Jonathan Lethem has a new novel coming out in October.  While I’m a fan more of his non-fiction, I’ll probably give A Gambler’s Anatomy a shot.  As with The Fortress of Solitude, it seems to be a down-to-earth story with a (super-powered) twist.  It’s a slim 300 pages compared to what looks to be a 400-page Eggers tome.

moonglowThere for a while it seemed like Michael Chabon was everywhere (maybe it’s because I saw him in person twice in one week a few years ago).  Lately, though, he’s been silent.  That silence breaks with November’s Moonglow.  I really like the cover of the book, which is all about matches.  The book sounds like an odd mix of history and speculation rooted in Chabon’s family experience.  From the blurb:

Moonglow unfolds as the deathbed confession, made to his grandson, of a man the narrator refers to only as “my grandfather” . . . A gripping, poignant, tragicomic, scrupulously researched and wholly imaginary transcript of a life that spanned the dark heart of the twentieth century, Moonglow is also a tour de force of speculative history in which Chabon attempts to reconstruct the mysterious origins and fate of Chabon Scientific, Co., an authentic mail-order novelty company whose ads for scale models of human skeletons, combustion engines and space rockets were once a fixture in the back pages of Esquire, Popular Mechanics and Boy’s Life. Along the way Chabon devises and reveals, in bits and pieces whose hallucinatory intensity is matched only by their comic vigor and the radiant moonglow of his prose, a secret history of his own imagination.

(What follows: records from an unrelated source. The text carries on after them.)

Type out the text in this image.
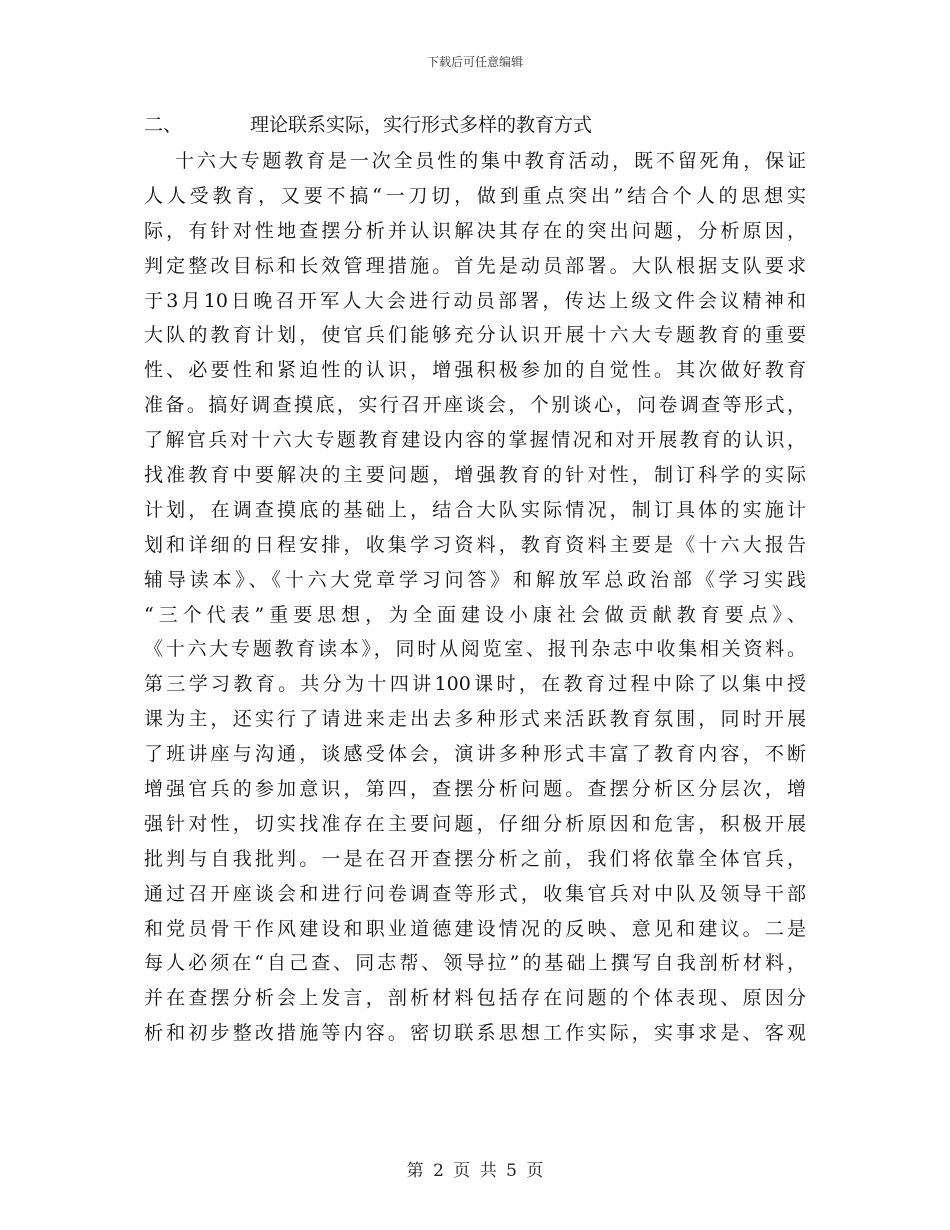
下载后可任意编辑
二、	理论联系实际，实行形式多样的教育方式
十六大专题教育是一次全员性的集中教育活动，既不留死角，保证
人人受教育，又要不搞“一刀切，做到重点突出”结合个人的思想实
际，有针对性地查摆分析并认识解决其存在的突出问题，分析原因，
判定整改目标和长效管理措施。首先是动员部署。大队根据支队要求
于3月10日晚召开军人大会进行动员部署，传达上级文件会议精神和
大队的教育计划，使官兵们能够充分认识开展十六大专题教育的重要
性、必要性和紧迫性的认识，增强积极参加的自觉性。其次做好教育
准备。搞好调查摸底，实行召开座谈会，个别谈心，问卷调查等形式，
了解官兵对十六大专题教育建设内容的掌握情况和对开展教育的认识，
找准教育中要解决的主要问题，增强教育的针对性，制订科学的实际
计划，在调查摸底的基础上，结合大队实际情况，制订具体的实施计
划和详细的日程安排，收集学习资料，教育资料主要是《十六大报告
辅导读本》、《十六大党章学习问答》和解放军总政治部《学习实践
“三个代表”重要思想，为全面建设小康社会做贡献教育要点》、
《十六大专题教育读本》，同时从阅览室、报刊杂志中收集相关资料。
第三学习教育。共分为十四讲100课时，在教育过程中除了以集中授
课为主，还实行了请进来走出去多种形式来活跃教育氛围，同时开展
了班讲座与沟通，谈感受体会，演讲多种形式丰富了教育内容，不断
增强官兵的参加意识，第四，查摆分析问题。查摆分析区分层次，增
强针对性，切实找准存在主要问题，仔细分析原因和危害，积极开展
批判与自我批判。一是在召开查摆分析之前，我们将依靠全体官兵，
通过召开座谈会和进行问卷调查等形式，收集官兵对中队及领导干部
和党员骨干作风建设和职业道德建设情况的反映、意见和建议。二是
每人必须在“自己查、同志帮、领导拉”的基础上撰写自我剖析材料，
并在查摆分析会上发言，剖析材料包括存在问题的个体表现、原因分
析和初步整改措施等内容。密切联系思想工作实际，实事求是、客观
第 2 页 共 5 页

In between Lethem and Chabon, though, there’s an opportunity for some good theological reflection in N. T. Wright’s latest work on Jesus and the church in context.  Titled The Day the Revolution Began, the book copy blurb lays out the general argument:

In The Day the Revolution Began, N. T. Wright once again challenges commonly held Christian beliefs as he did in his acclaimed Surprised by Hope. Demonstrating the rigorous intellect and breathtaking knowledge that have long defined his work, Wright argues that Jesus’ death on the cross was not only to absolve us of our sins; it was actually the beginning of a revolution commissioning the Christian faithful to a new vocation—a royal priesthood responsible for restoring and reconciling all of God’s creation.

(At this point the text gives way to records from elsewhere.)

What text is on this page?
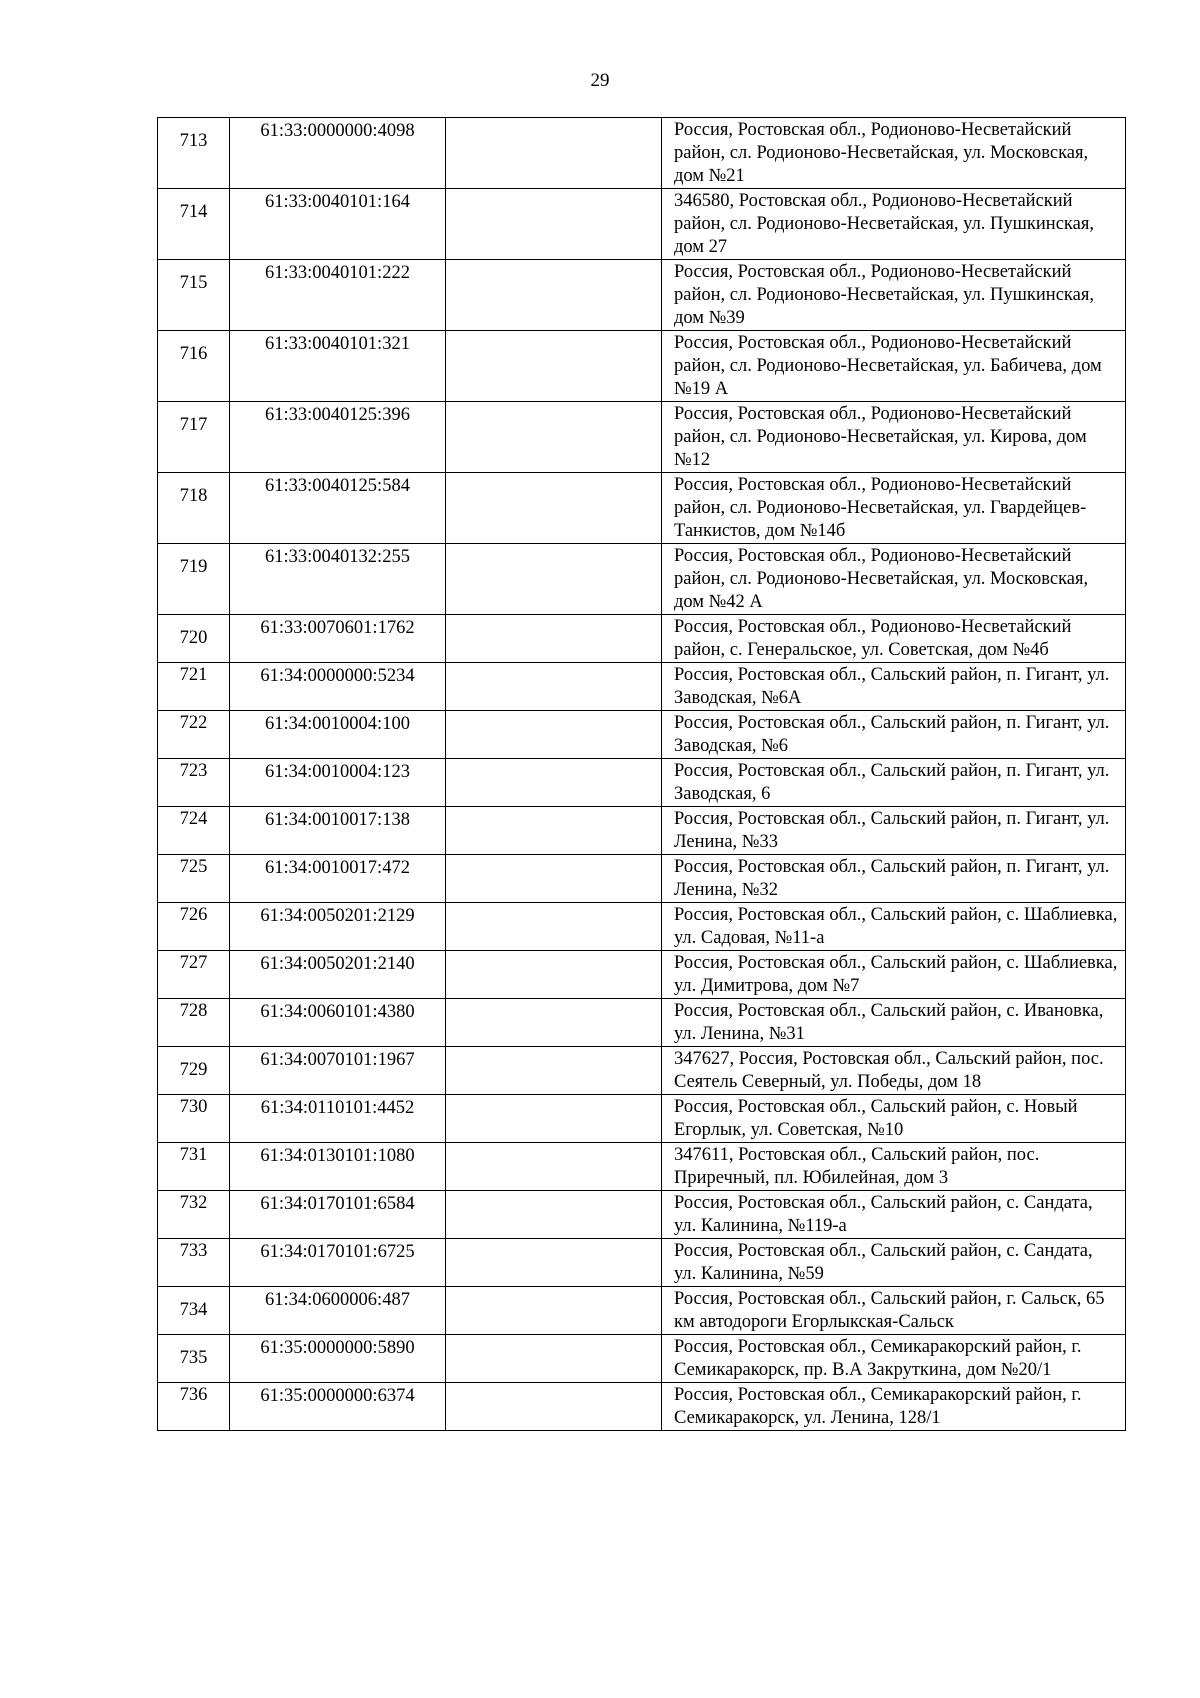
29
713	61:33:0000000:4098		Россия, Ростовская обл., Родионово-Несветайский район, сл. Родионово-Несветайская, ул. Московская, дом №21

714	61:33:0040101:164		346580, Ростовская обл., Родионово-Несветайский район, сл. Родионово-Несветайская, ул. Пушкинская, дом 27

715	61:33:0040101:222		Россия, Ростовская обл., Родионово-Несветайский район, сл. Родионово-Несветайская, ул. Пушкинская, дом №39

716	61:33:0040101:321		Россия, Ростовская обл., Родионово-Несветайский район, сл. Родионово-Несветайская, ул. Бабичева, дом №19 А

717	61:33:0040125:396		Россия, Ростовская обл., Родионово-Несветайский район, сл. Родионово-Несветайская, ул. Кирова, дом №12

718	61:33:0040125:584		Россия, Ростовская обл., Родионово-Несветайский район, сл. Родионово-Несветайская, ул. Гвардейцев-Танкистов, дом №14б

719	61:33:0040132:255		Россия, Ростовская обл., Родионово-Несветайский район, сл. Родионово-Несветайская, ул. Московская, дом №42 А

720	61:33:0070601:1762		Россия, Ростовская обл., Родионово-Несветайский район, с. Генеральское, ул. Советская, дом №4б

721	61:34:0000000:5234		Россия, Ростовская обл., Сальский район, п. Гигант, ул. Заводская, №6А

722	61:34:0010004:100		Россия, Ростовская обл., Сальский район, п. Гигант, ул. Заводская, №6

723	61:34:0010004:123		Россия, Ростовская обл., Сальский район, п. Гигант, ул. Заводская, 6

724	61:34:0010017:138		Россия, Ростовская обл., Сальский район, п. Гигант, ул. Ленина, №33

725	61:34:0010017:472		Россия, Ростовская обл., Сальский район, п. Гигант, ул. Ленина, №32

726	61:34:0050201:2129		Россия, Ростовская обл., Сальский район, с. Шаблиевка, ул. Садовая, №11-а

727	61:34:0050201:2140		Россия, Ростовская обл., Сальский район, с. Шаблиевка, ул. Димитрова, дом №7

728	61:34:0060101:4380		Россия, Ростовская обл., Сальский район, с. Ивановка, ул. Ленина, №31

729	61:34:0070101:1967		347627, Россия, Ростовская обл., Сальский район, пос. Сеятель Северный, ул. Победы, дом 18

730	61:34:0110101:4452		Россия, Ростовская обл., Сальский район, с. Новый Егорлык, ул. Советская, №10

731	61:34:0130101:1080		347611, Ростовская обл., Сальский район, пос. Приречный, пл. Юбилейная, дом 3

732	61:34:0170101:6584		Россия, Ростовская обл., Сальский район, с. Сандата, ул. Калинина, №119-а

733	61:34:0170101:6725		Россия, Ростовская обл., Сальский район, с. Сандата, ул. Калинина, №59

734	61:34:0600006:487		Россия, Ростовская обл., Сальский район, г. Сальск, 65 км автодороги Егорлыкская-Сальск

735	61:35:0000000:5890		Россия, Ростовская обл., Семикаракорский район, г. Семикаракорск, пр. В.А Закруткина, дом №20/1

736	61:35:0000000:6374		Россия, Ростовская обл., Семикаракорский район, г. Семикаракорск, ул. Ленина, 128/1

Wright argues that Jesus’ crucifixion must be understood within the much larger story of God’s purposes to bring heaven and earth together. The Day the Revolution Began offers a grand picture of Jesus’ sacrifice and its full significance for the Christian faith, inspiring believers with a renewed sense of mission, purpose, and hope, and reminding them of the crucial role the Christian faith must play in protecting and shaping the future of the world.

I’m sure other books will creep onto the shelf throughout the year, but these are definitely some “tentpole” releases to keep things moving throughout 2016.